Iran and Hamas are not natural allies. Hamas, according to its own charter, is the Palestinian branch of the Muslim Brotherhood, a network of Sunni organisations operating in nearly 130 countries. Since the 1979 Islamic Revolution, Iran has been a Shiite theocracy, seeking to spread its Shiite doctrine around the Middle East and beyond at the expense of the Sunni world. Hamas had strategic ties with Sunni powers. In the late 1990s, between 50 and 70 per cent of the Hamas budget came from Saudi Arabia.
But that all changed after 9/11, when Riyadh insisted that the ideological foundations of the attacks on New York and Washington came out of the Muslim Brotherhood. Today Hamas does not receive a penny from the Saudis, who have outlawed the Muslim Brotherhood and its offshoots.
But Iran’s role in Hamas has only grown. Only last week, Ismail Haniyeh, the head of the Hamas political bureau, reportedly spoke on the telephone with Esmail Qaani, the commander of the Quds Force of the Islamic Revolutionary Guard Corps (IRGC), and the man who replaced the notorious General Qassem Suleimani.

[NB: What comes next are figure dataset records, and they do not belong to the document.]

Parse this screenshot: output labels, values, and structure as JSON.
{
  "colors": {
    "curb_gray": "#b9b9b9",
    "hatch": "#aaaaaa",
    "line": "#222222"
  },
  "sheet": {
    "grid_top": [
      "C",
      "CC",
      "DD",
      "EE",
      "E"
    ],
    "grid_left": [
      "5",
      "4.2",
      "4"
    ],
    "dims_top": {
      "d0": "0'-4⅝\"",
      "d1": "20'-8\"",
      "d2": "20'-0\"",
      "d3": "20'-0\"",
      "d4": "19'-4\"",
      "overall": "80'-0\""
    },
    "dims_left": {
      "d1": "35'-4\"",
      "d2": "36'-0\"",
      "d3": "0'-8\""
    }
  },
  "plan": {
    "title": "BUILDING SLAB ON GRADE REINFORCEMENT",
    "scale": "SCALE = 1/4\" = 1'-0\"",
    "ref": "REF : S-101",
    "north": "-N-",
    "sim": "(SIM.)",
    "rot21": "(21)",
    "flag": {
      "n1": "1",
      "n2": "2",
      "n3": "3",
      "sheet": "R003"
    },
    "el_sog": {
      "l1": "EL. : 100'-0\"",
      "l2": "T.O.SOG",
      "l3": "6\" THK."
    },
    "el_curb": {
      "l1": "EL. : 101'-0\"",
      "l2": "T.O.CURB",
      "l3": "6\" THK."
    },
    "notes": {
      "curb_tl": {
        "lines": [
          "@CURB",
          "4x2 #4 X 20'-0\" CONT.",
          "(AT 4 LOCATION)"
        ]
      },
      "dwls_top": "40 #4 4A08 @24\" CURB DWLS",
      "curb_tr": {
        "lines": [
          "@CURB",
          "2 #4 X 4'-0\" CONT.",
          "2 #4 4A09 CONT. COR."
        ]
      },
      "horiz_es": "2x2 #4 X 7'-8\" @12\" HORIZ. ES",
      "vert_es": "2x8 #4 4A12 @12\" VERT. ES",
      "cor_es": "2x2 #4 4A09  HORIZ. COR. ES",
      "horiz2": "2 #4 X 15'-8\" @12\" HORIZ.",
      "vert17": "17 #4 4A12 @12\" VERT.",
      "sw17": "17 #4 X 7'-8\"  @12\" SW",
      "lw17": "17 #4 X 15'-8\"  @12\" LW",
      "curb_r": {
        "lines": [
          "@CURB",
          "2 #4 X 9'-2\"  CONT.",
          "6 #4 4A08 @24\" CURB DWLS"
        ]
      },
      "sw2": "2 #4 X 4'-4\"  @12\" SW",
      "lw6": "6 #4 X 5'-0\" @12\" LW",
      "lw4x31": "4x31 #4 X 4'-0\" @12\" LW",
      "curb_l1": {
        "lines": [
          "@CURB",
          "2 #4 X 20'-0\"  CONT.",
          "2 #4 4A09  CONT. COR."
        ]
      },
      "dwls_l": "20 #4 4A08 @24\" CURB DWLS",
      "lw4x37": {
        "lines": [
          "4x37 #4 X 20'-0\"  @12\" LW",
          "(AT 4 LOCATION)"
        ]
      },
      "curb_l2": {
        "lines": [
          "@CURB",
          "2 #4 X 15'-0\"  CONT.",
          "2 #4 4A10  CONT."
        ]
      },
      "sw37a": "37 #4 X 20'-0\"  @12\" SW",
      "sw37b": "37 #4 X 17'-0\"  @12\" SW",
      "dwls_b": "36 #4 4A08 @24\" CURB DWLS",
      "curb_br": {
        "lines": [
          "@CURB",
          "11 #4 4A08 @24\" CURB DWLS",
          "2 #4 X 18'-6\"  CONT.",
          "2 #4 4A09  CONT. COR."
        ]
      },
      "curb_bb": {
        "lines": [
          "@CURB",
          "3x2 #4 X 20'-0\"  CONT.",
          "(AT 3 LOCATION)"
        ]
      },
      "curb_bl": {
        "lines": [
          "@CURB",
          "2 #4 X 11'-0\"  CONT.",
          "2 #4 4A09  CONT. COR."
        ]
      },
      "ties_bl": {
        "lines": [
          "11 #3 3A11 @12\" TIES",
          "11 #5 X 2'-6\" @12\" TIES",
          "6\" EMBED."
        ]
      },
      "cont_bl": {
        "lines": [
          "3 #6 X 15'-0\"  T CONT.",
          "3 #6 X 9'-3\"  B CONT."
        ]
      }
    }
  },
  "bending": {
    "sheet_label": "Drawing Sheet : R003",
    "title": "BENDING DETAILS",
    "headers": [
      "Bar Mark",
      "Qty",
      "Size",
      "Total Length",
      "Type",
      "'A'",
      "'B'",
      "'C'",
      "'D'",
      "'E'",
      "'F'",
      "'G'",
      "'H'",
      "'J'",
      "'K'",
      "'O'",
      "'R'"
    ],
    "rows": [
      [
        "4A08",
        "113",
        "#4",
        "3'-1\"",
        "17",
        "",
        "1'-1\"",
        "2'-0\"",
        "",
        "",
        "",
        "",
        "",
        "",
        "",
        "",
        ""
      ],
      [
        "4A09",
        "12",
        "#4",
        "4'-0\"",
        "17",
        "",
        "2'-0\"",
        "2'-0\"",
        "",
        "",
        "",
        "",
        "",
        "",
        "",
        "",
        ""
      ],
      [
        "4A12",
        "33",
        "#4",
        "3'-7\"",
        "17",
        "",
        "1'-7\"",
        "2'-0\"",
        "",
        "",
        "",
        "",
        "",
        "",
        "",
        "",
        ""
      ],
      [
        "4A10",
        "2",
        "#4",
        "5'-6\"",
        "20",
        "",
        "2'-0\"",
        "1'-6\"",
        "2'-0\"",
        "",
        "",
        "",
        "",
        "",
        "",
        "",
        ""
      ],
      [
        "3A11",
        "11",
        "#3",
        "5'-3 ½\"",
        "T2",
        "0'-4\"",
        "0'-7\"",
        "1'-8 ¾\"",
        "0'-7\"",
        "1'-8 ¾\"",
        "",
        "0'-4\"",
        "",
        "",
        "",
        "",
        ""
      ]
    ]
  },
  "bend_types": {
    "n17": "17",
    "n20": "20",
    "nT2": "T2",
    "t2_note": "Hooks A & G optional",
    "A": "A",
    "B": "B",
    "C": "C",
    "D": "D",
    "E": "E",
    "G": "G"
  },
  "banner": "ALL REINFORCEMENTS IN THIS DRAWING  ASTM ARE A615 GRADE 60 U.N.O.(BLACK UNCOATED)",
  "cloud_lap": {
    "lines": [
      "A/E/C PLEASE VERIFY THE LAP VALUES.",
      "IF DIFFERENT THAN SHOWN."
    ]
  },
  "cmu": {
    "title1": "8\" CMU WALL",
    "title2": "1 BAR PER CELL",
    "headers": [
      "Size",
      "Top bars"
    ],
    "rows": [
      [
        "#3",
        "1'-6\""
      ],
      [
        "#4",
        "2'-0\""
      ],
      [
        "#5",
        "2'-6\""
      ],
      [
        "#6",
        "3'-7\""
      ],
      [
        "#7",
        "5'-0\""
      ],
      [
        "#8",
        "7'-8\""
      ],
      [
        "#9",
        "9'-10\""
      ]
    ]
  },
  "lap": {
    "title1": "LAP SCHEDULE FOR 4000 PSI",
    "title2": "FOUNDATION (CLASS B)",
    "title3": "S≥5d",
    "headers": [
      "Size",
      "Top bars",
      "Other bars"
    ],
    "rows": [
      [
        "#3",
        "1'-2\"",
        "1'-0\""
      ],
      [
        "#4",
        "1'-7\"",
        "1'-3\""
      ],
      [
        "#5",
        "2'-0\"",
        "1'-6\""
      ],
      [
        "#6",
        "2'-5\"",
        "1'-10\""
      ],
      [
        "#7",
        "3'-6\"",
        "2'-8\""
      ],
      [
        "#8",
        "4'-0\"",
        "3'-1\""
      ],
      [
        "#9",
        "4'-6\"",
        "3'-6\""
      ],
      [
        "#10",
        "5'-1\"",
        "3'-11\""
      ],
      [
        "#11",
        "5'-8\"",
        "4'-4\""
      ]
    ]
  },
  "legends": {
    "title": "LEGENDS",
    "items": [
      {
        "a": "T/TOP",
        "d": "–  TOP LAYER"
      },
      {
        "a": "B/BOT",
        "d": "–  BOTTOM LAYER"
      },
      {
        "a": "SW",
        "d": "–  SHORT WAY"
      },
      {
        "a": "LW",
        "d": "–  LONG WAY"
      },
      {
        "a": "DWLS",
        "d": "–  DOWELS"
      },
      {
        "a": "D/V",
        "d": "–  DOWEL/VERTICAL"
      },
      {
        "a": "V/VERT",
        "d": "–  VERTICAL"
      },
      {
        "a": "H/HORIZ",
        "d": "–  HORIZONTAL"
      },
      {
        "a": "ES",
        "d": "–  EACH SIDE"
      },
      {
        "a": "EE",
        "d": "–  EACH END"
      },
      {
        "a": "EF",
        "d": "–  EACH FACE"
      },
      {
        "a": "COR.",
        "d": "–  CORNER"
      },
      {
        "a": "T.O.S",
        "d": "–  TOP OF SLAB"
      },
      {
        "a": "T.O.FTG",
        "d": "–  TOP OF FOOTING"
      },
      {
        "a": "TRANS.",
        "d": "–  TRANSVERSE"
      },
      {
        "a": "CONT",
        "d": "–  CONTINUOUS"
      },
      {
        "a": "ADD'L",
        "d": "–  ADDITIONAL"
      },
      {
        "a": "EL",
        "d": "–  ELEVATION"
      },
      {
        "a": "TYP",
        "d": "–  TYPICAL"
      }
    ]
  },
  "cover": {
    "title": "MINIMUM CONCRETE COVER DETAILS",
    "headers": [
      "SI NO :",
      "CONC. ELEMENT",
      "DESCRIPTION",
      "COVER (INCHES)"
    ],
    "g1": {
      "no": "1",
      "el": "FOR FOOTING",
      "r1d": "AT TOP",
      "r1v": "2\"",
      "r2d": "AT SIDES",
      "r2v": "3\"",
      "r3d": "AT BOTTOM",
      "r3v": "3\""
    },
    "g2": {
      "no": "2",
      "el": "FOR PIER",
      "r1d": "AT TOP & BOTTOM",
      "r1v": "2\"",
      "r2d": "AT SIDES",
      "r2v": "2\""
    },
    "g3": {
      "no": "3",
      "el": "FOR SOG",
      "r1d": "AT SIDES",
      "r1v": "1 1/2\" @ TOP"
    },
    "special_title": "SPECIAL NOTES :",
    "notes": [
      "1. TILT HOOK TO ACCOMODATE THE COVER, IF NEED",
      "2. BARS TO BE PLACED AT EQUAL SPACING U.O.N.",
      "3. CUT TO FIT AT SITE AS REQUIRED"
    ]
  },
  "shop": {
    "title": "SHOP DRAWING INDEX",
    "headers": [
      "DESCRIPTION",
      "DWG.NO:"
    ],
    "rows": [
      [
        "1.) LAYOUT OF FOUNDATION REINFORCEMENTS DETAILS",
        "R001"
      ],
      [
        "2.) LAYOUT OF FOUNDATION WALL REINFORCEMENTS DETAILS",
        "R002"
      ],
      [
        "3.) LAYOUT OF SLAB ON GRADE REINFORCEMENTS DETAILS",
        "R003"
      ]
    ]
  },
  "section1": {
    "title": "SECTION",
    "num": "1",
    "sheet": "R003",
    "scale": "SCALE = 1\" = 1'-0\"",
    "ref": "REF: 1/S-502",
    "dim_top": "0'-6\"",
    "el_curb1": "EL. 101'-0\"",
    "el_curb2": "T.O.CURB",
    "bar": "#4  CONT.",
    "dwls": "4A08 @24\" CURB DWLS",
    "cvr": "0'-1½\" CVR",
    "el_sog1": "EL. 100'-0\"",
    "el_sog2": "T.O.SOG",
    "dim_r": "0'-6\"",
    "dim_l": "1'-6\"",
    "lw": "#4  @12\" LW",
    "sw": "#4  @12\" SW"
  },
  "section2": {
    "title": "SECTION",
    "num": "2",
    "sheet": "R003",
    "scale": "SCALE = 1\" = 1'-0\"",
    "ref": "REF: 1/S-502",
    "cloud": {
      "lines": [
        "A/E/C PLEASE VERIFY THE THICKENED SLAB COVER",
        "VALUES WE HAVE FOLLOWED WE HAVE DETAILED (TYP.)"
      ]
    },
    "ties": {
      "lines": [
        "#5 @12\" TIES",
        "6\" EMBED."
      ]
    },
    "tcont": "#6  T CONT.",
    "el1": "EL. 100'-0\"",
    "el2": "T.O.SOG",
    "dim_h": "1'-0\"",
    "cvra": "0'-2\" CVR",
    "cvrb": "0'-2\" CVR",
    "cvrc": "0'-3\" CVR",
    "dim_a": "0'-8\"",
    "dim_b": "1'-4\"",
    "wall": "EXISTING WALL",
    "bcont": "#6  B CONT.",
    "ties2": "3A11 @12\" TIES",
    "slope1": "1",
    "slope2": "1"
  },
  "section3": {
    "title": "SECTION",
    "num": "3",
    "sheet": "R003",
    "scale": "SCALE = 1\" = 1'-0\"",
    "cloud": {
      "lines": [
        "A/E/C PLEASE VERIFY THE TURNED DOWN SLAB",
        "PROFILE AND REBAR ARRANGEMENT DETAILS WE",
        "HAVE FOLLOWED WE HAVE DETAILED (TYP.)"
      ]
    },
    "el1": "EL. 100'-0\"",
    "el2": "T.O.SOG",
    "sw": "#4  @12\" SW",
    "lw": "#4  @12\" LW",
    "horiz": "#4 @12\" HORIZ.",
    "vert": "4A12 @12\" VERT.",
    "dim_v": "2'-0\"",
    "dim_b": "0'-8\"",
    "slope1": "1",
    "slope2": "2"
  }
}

It is noteworthy that Hamas and Iran are communicating through individuals at the pinnacle of their power structures. There have also been monetary links. A senior Hamas official described the visit of a Hamas delegation to Tehran in 2006 which left the airport with $22 million stuffed into suitcases, and claimed that Suleimani had agreed that Iran would transfer an even larger sum.
To understand Iran’s importance to Hamas, it is critical to recall the remarks of the Hamas representative in Lebanon that “Iran is the only country that supports the resistance with money and weapons”.
The current Hamas offensive against Israel should be placed in a broader context of Iranian ambitions. It is doubtful that Hamas would launch a war in the Middle East without running the idea by its Iranian sponsors. Undoubtedly, Iran is focused on getting rid of Western sanctions in its Geneva talks with the Western powers. But will Iran moderate its behaviour backing its militias across the Middle East?
An illuminating study published by the Tony Blair Institute for Global Change this February asserted that “the premise that Iran would moderate its commitment to creating and sponsoring militias due to the thaw in US-Iranian relations after the 2015 nuclear deal and sanctions relief for Tehran was false”. The study added that “the number of militias created by the IRGC surged after this period…”
Iran has had a militant militia doctrine for its global ambitions and Hamas fits right into that doctrine, along with the Taliban, al-Qaeda and other Sunni groups. And Shiite groups like Hizbullah and the Houthis of Yemen have increased their capabilities as well. Indeed, Houthi missile attacks into the heart of Riyadh in recent years have been strikingly similar to what Israel has been enduring in the Gaza War.
It is imperative that Israel defeat Hamas in this round of conflict. But Israel’s victory would have wider implications. It is important that Iranian expansionism through Middle Eastern militias is halted.
The mistake of the 2015 nuclear deal must not be repeated, with billions of dollars going to Iran, fuelling the next wave of terrorism – including the terror of Hamas. Not only is the security of Israel at stake but the security of the wider Western alliance.